Alex J. Pollock, president of the Federal Home Loan Bank of Chicago, told the capital markets subcommittee of the House Banking Committee that creating a national holding company to own and manage the system would "provide uniformity of control and management."
Currently, each district bank is managed independently, by its board of directors, and regulated by the Federal Housing Finance Board, an independent federal agency. Under Mr. Pollock's plan, the district banks would retain their local boards of directors but the system would become a private corporation, much like the Federal National Mortgage Association.
While lawmakers on the subcommittee had little reaction, Alfred A. DelliBovi, president of the Federal Home Loan Bank of New York, opposed Mr. Pollack's plan.
"It would create a rather monolithic system," Mr. DelliBovi said. "We have a lot of community bank members, and they need the kind of personal service a regional system can provide."
Thursday's hearing wrapped up two days of testimony on the future of the Home Loan Banks. Rep. Richard Baker, who chairs the subcommittee, said he will begin drafting a new bill to reform the system.
Rep. Baker suggested that the bill may turn out to be slightly less palatable to the district presidents than the one he introduced earlier this year. The district banks generally supported that measure, except for a provision reallocating the system's annual obligation for interest on thrift bailout bonds.

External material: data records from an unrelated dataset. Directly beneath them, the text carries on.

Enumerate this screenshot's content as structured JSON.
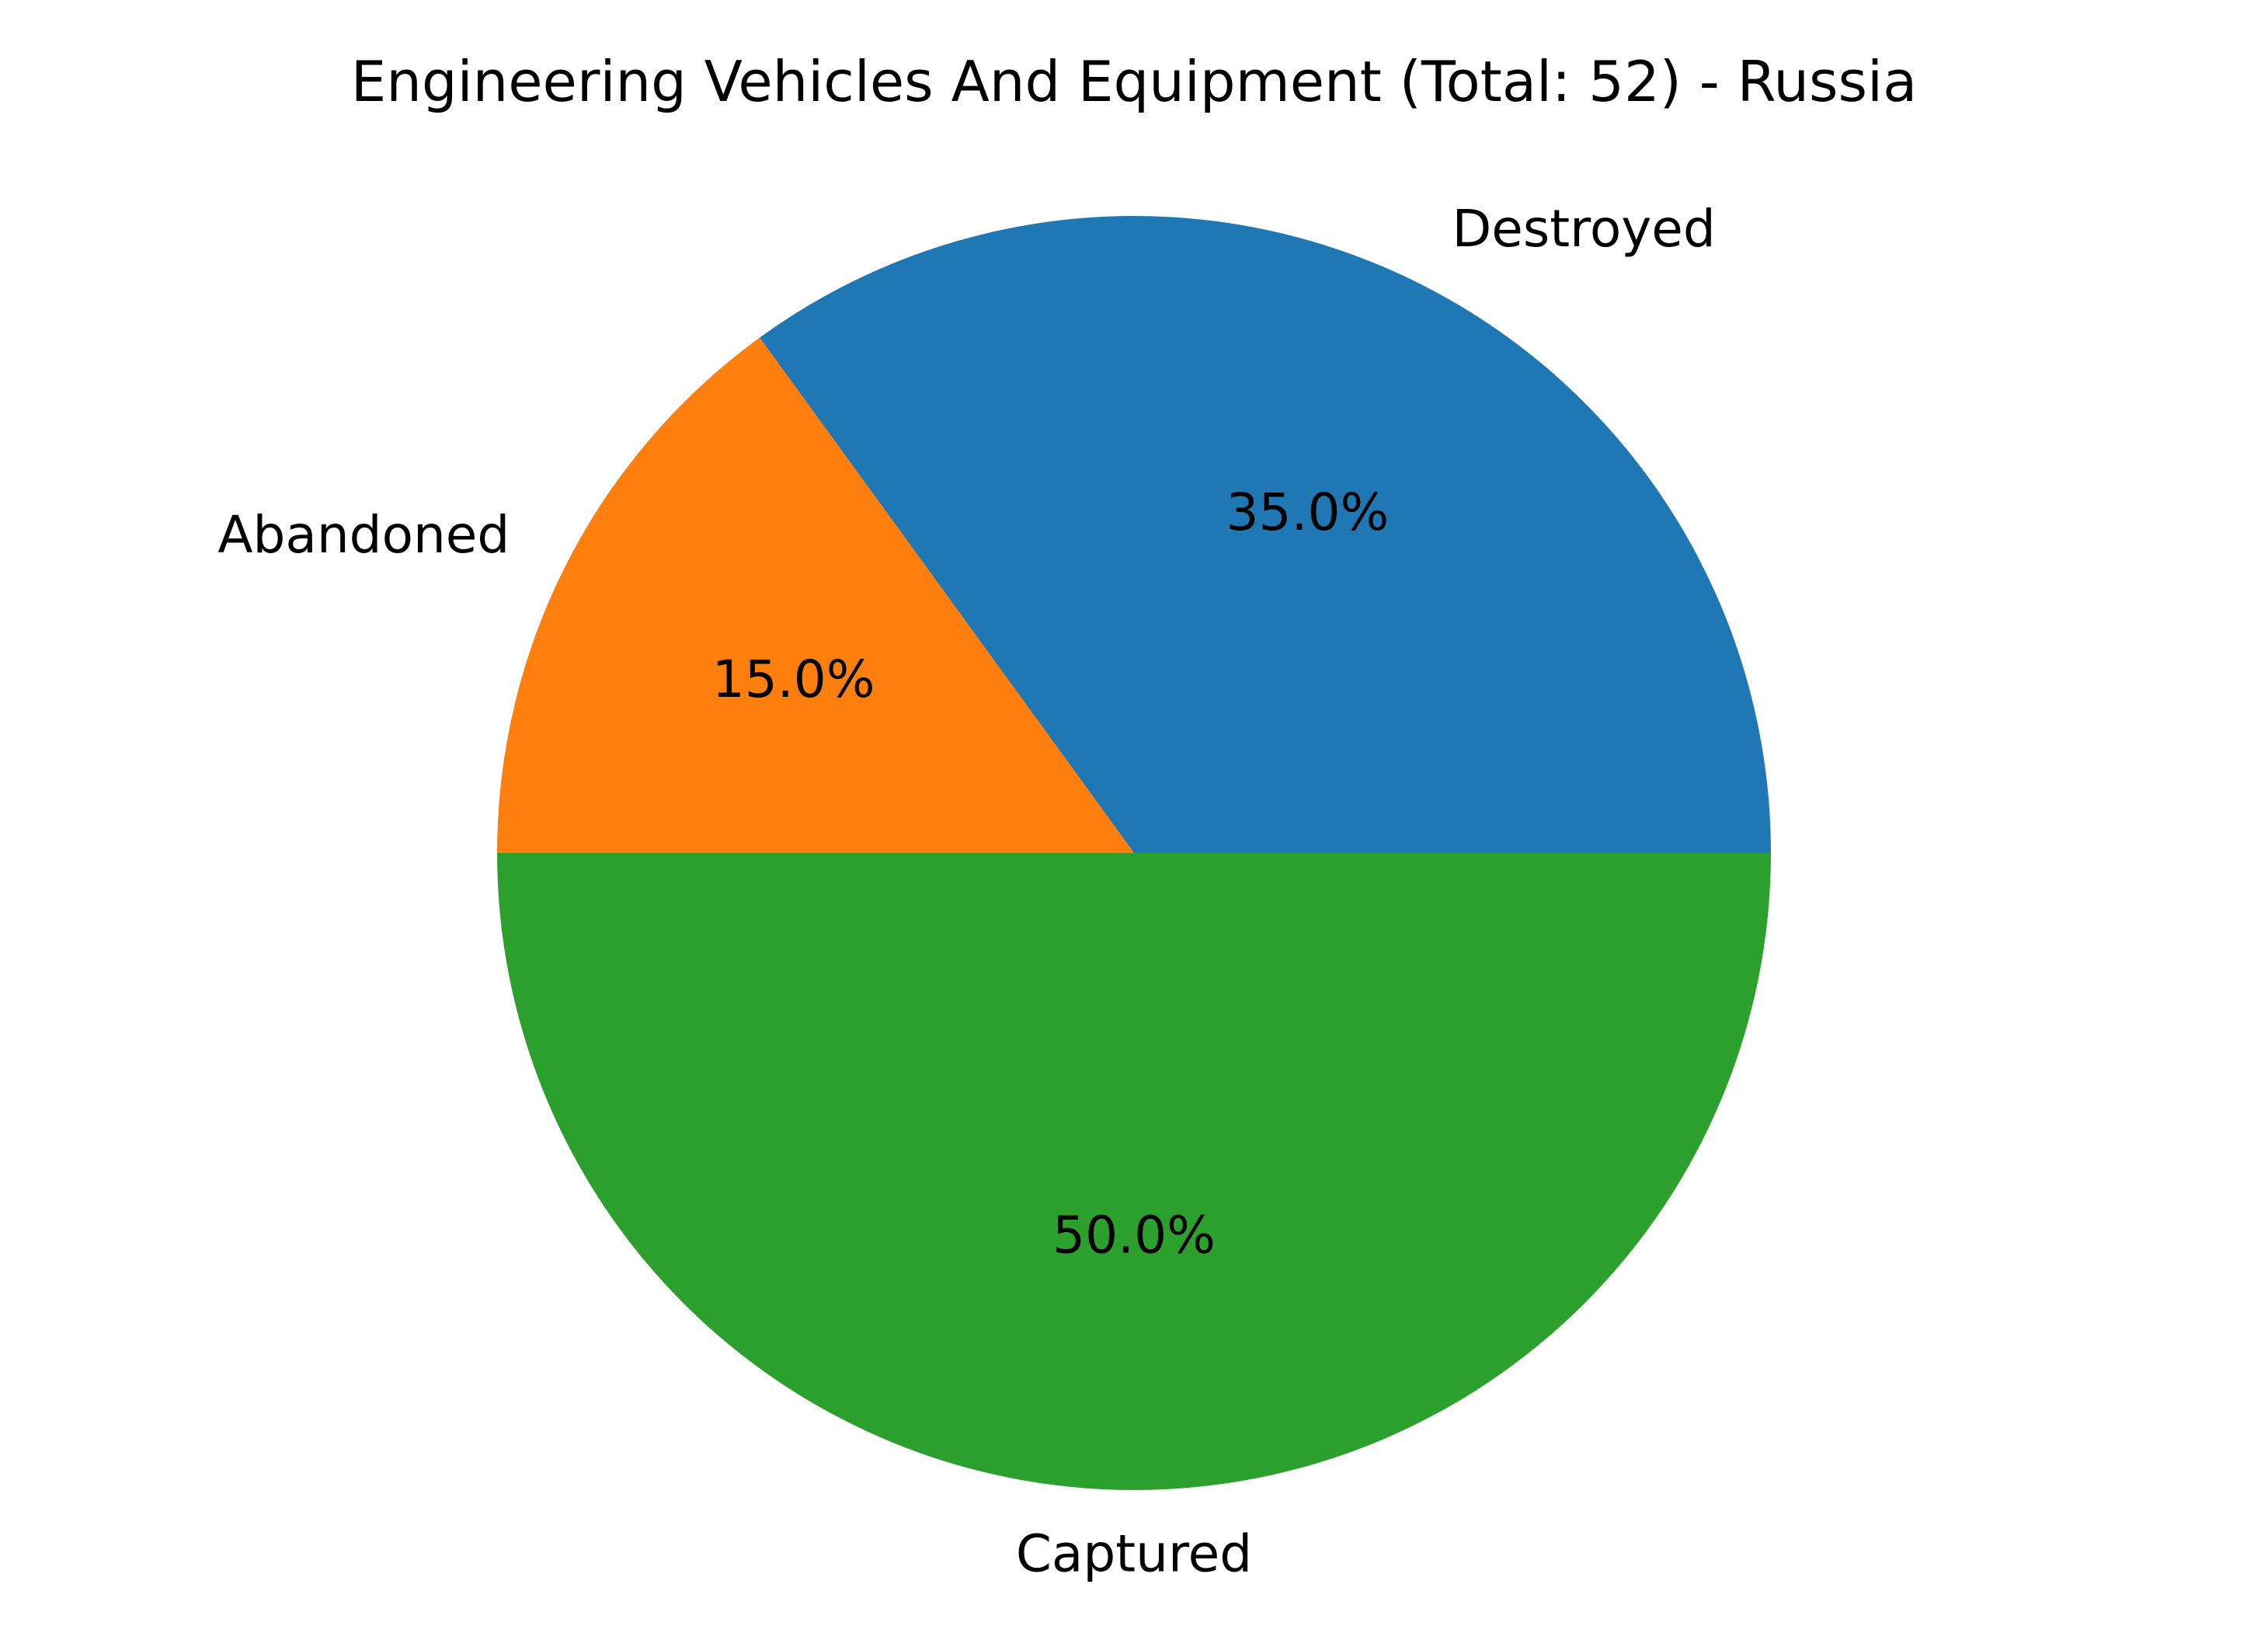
{
  "chart_data": {
    "type": "pie",
    "title": "Engineering Vehicles And Equipment (Total: 52) - Russia",
    "start_angle_deg": 0,
    "direction": "counterclockwise",
    "slices": [
      {
        "label": "Destroyed",
        "percent": 35.0,
        "percent_label": "35.0%",
        "color": "#1f77b4"
      },
      {
        "label": "Abandoned",
        "percent": 15.0,
        "percent_label": "15.0%",
        "color": "#ff7f0e"
      },
      {
        "label": "Captured",
        "percent": 50.0,
        "percent_label": "50.0%",
        "color": "#2ca02c"
      }
    ]
  }
}
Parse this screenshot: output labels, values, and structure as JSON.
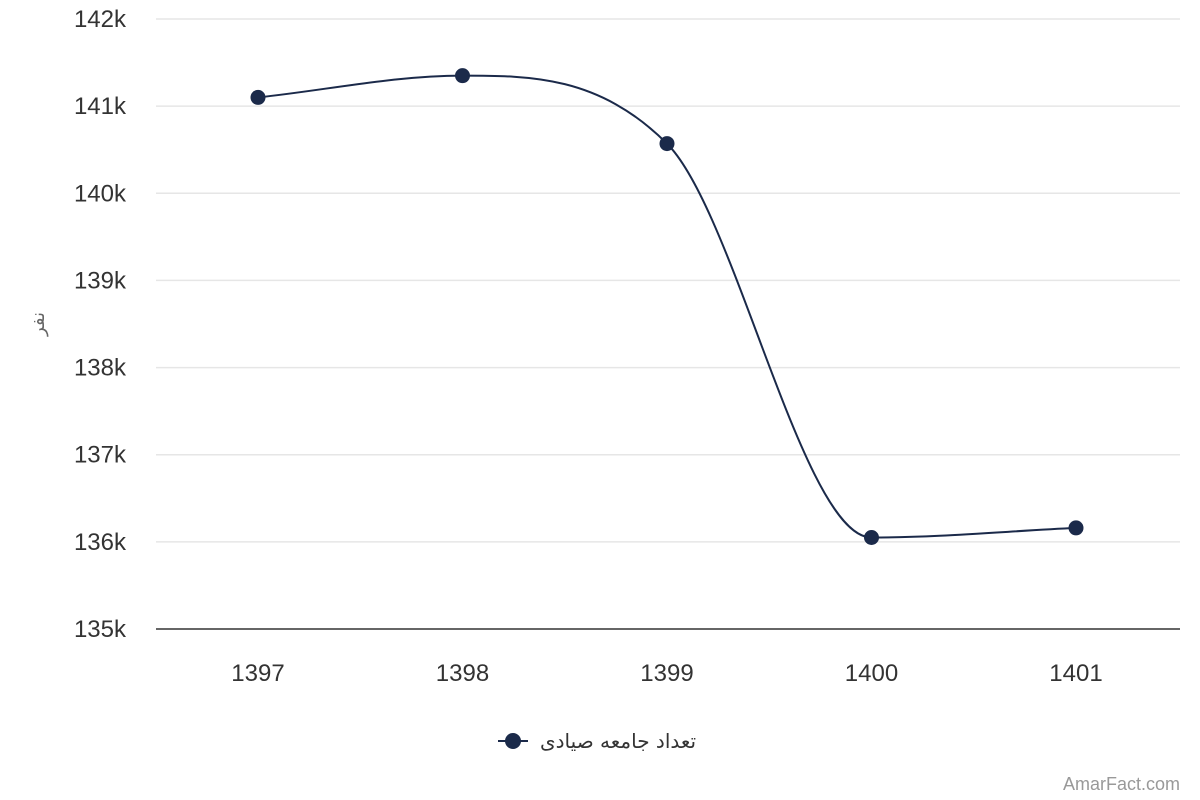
{
  "chart_data": {
    "type": "line",
    "categories": [
      "1397",
      "1398",
      "1399",
      "1400",
      "1401"
    ],
    "series": [
      {
        "name": "تعداد جامعه صیادی",
        "values": [
          141100,
          141350,
          140570,
          136050,
          136160
        ]
      }
    ],
    "ylabel": "نفر",
    "ylim": [
      135000,
      142000
    ],
    "yticks": [
      135000,
      136000,
      137000,
      138000,
      139000,
      140000,
      141000,
      142000
    ],
    "ytick_labels": [
      "135k",
      "136k",
      "137k",
      "138k",
      "139k",
      "140k",
      "141k",
      "142k"
    ],
    "grid": true,
    "legend_position": "bottom-center",
    "colors": {
      "series": "#1b2a4a",
      "grid": "#e6e6e6",
      "axis": "#333333"
    }
  },
  "credit": "AmarFact.com"
}
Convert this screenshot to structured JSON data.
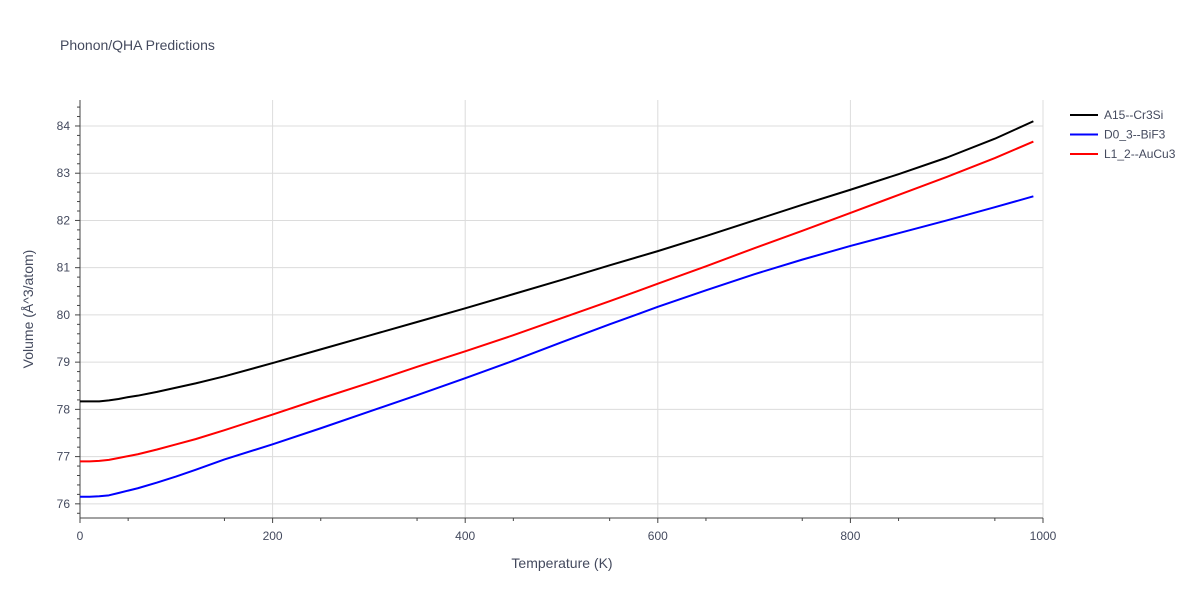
{
  "chart_data": {
    "type": "line",
    "title": "Phonon/QHA Predictions",
    "xlabel": "Temperature (K)",
    "ylabel": "Volume (Å^3/atom)",
    "xlim": [
      0,
      1000
    ],
    "ylim": [
      75.7,
      84.55
    ],
    "x_ticks": [
      0,
      200,
      400,
      600,
      800,
      1000
    ],
    "y_ticks": [
      76,
      77,
      78,
      79,
      80,
      81,
      82,
      83,
      84
    ],
    "grid": true,
    "legend_position": "top-right",
    "series": [
      {
        "name": "A15--Cr3Si",
        "color": "#000000",
        "x": [
          0,
          10,
          20,
          30,
          40,
          50,
          60,
          80,
          100,
          120,
          150,
          200,
          250,
          300,
          350,
          400,
          450,
          500,
          550,
          600,
          650,
          700,
          750,
          800,
          850,
          900,
          950,
          990
        ],
        "y": [
          78.17,
          78.17,
          78.17,
          78.19,
          78.22,
          78.26,
          78.29,
          78.37,
          78.46,
          78.55,
          78.7,
          78.98,
          79.27,
          79.56,
          79.85,
          80.14,
          80.44,
          80.74,
          81.05,
          81.35,
          81.67,
          82.0,
          82.33,
          82.65,
          82.98,
          83.33,
          83.73,
          84.1
        ]
      },
      {
        "name": "D0_3--BiF3",
        "color": "#0000ff",
        "x": [
          0,
          10,
          20,
          30,
          40,
          50,
          60,
          80,
          100,
          120,
          150,
          200,
          250,
          300,
          350,
          400,
          450,
          500,
          550,
          600,
          650,
          700,
          750,
          800,
          850,
          900,
          950,
          990
        ],
        "y": [
          76.15,
          76.15,
          76.16,
          76.18,
          76.23,
          76.28,
          76.33,
          76.45,
          76.58,
          76.72,
          76.94,
          77.26,
          77.6,
          77.95,
          78.3,
          78.66,
          79.03,
          79.42,
          79.8,
          80.17,
          80.52,
          80.86,
          81.17,
          81.46,
          81.73,
          82.0,
          82.28,
          82.51
        ]
      },
      {
        "name": "L1_2--AuCu3",
        "color": "#ff0000",
        "x": [
          0,
          10,
          20,
          30,
          40,
          50,
          60,
          80,
          100,
          120,
          150,
          200,
          250,
          300,
          350,
          400,
          450,
          500,
          550,
          600,
          650,
          700,
          750,
          800,
          850,
          900,
          950,
          990
        ],
        "y": [
          76.9,
          76.9,
          76.91,
          76.93,
          76.97,
          77.01,
          77.05,
          77.15,
          77.26,
          77.37,
          77.56,
          77.89,
          78.23,
          78.56,
          78.9,
          79.23,
          79.57,
          79.93,
          80.29,
          80.66,
          81.03,
          81.41,
          81.78,
          82.16,
          82.54,
          82.92,
          83.32,
          83.67
        ]
      }
    ]
  }
}
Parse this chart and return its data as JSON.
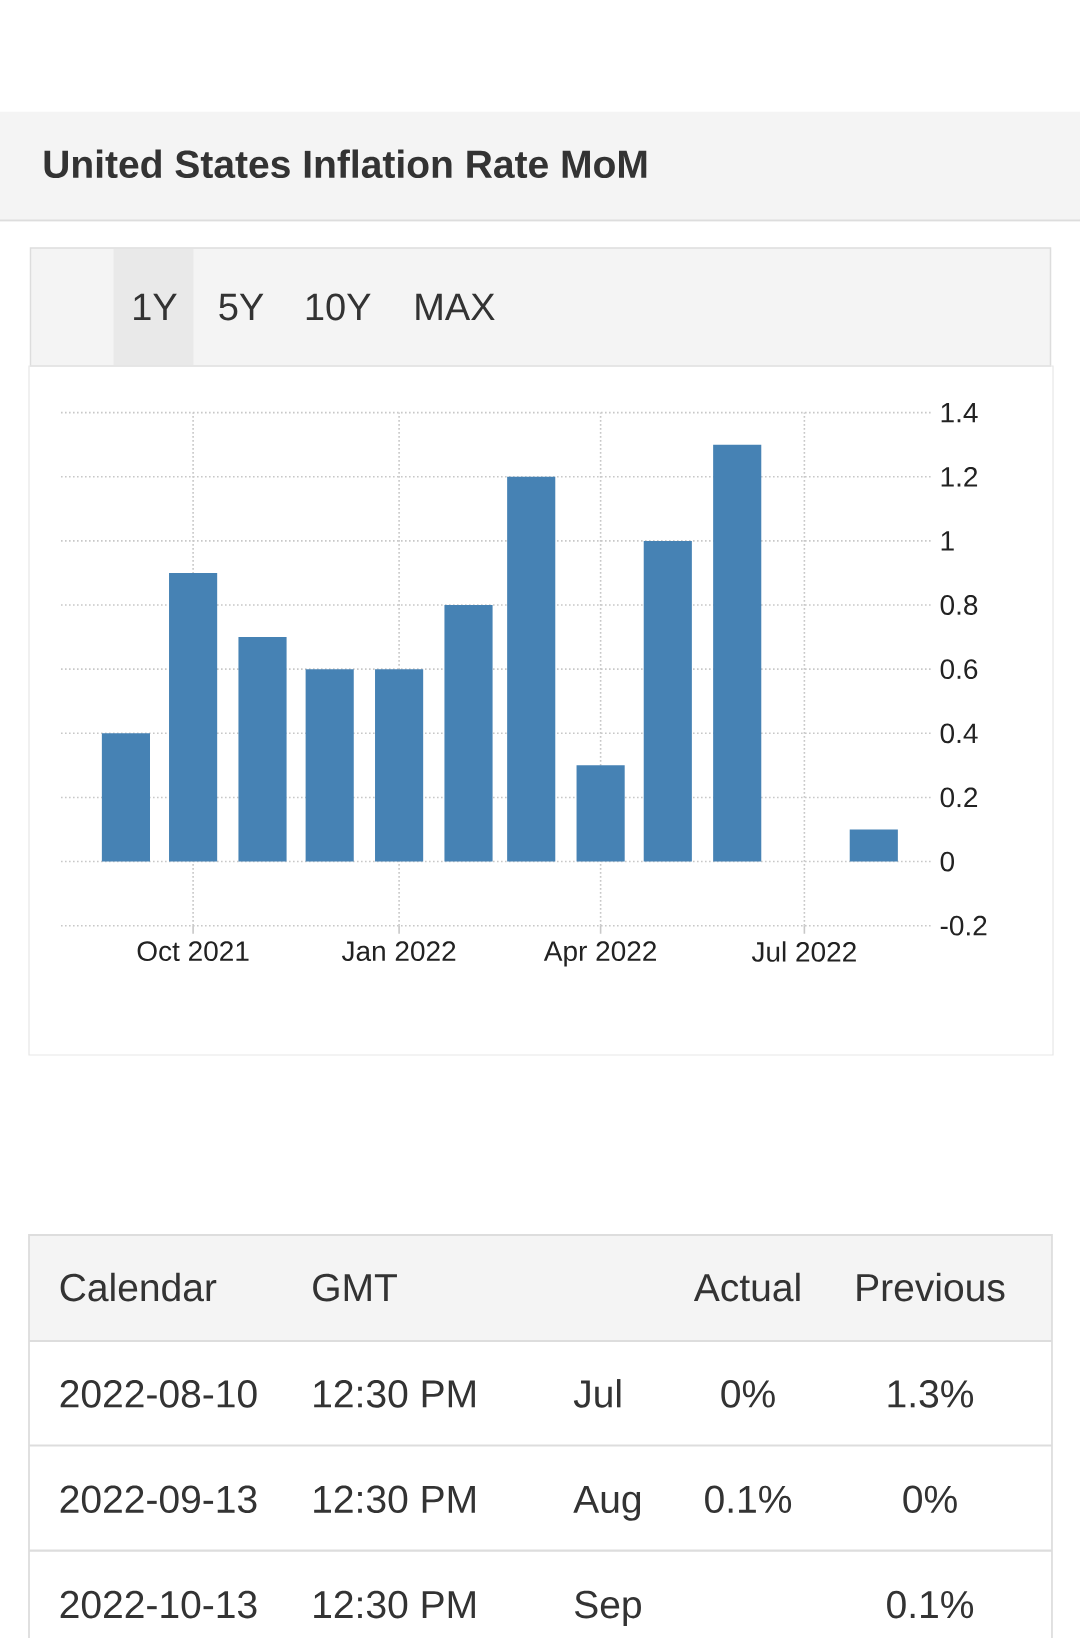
{
  "chart_data": {
    "type": "bar",
    "title": "United States Inflation Rate MoM",
    "x": [
      "2021-09",
      "2021-10",
      "2021-11",
      "2021-12",
      "2022-01",
      "2022-02",
      "2022-03",
      "2022-04",
      "2022-05",
      "2022-06",
      "2022-07",
      "2022-08"
    ],
    "values": [
      0.4,
      0.9,
      0.7,
      0.6,
      0.6,
      0.8,
      1.2,
      0.3,
      1,
      1.3,
      0,
      0.1
    ],
    "color": "#4682b4",
    "xlim": [
      "2021-08-03",
      "2022-08-27"
    ],
    "xticks": [
      {
        "value": "2021-10",
        "label": "Oct 2021"
      },
      {
        "value": "2022-01",
        "label": "Jan 2022"
      },
      {
        "value": "2022-04",
        "label": "Apr 2022"
      },
      {
        "value": "2022-07",
        "label": "Jul 2022"
      }
    ],
    "ylim": [
      -0.2,
      1.4
    ],
    "yticks": [
      -0.2,
      0,
      0.2,
      0.4,
      0.6,
      0.8,
      1,
      1.2,
      1.4
    ],
    "grid": true,
    "annotations": [
      "1Y",
      "5Y",
      "10Y",
      "MAX",
      "Calendar",
      "GMT",
      "Actual",
      "Previous",
      "2022-08-10",
      "12:30 PM",
      "Jul",
      "0%",
      "1.3%",
      "2022-09-13",
      "12:30 PM",
      "Aug",
      "0.1%",
      "0%",
      "2022-10-13",
      "12:30 PM",
      "Sep",
      "0.1%"
    ]
  }
}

The lawmaker canceled a July vote on the bill when district presidents could not agree on a reallocation formula.
"Clearly the Federal Home Loan Bank System needs reform, and I intend to work on reform legislation with a critical eye," the Louisiana Republican said.
Rep. Baker said he is concerned about the rapid growth of the system's nonhousing-related investments. "These investment activities do not relate to the public mission of the system, nor can one identify a clear public benefit," Mr. Baker said.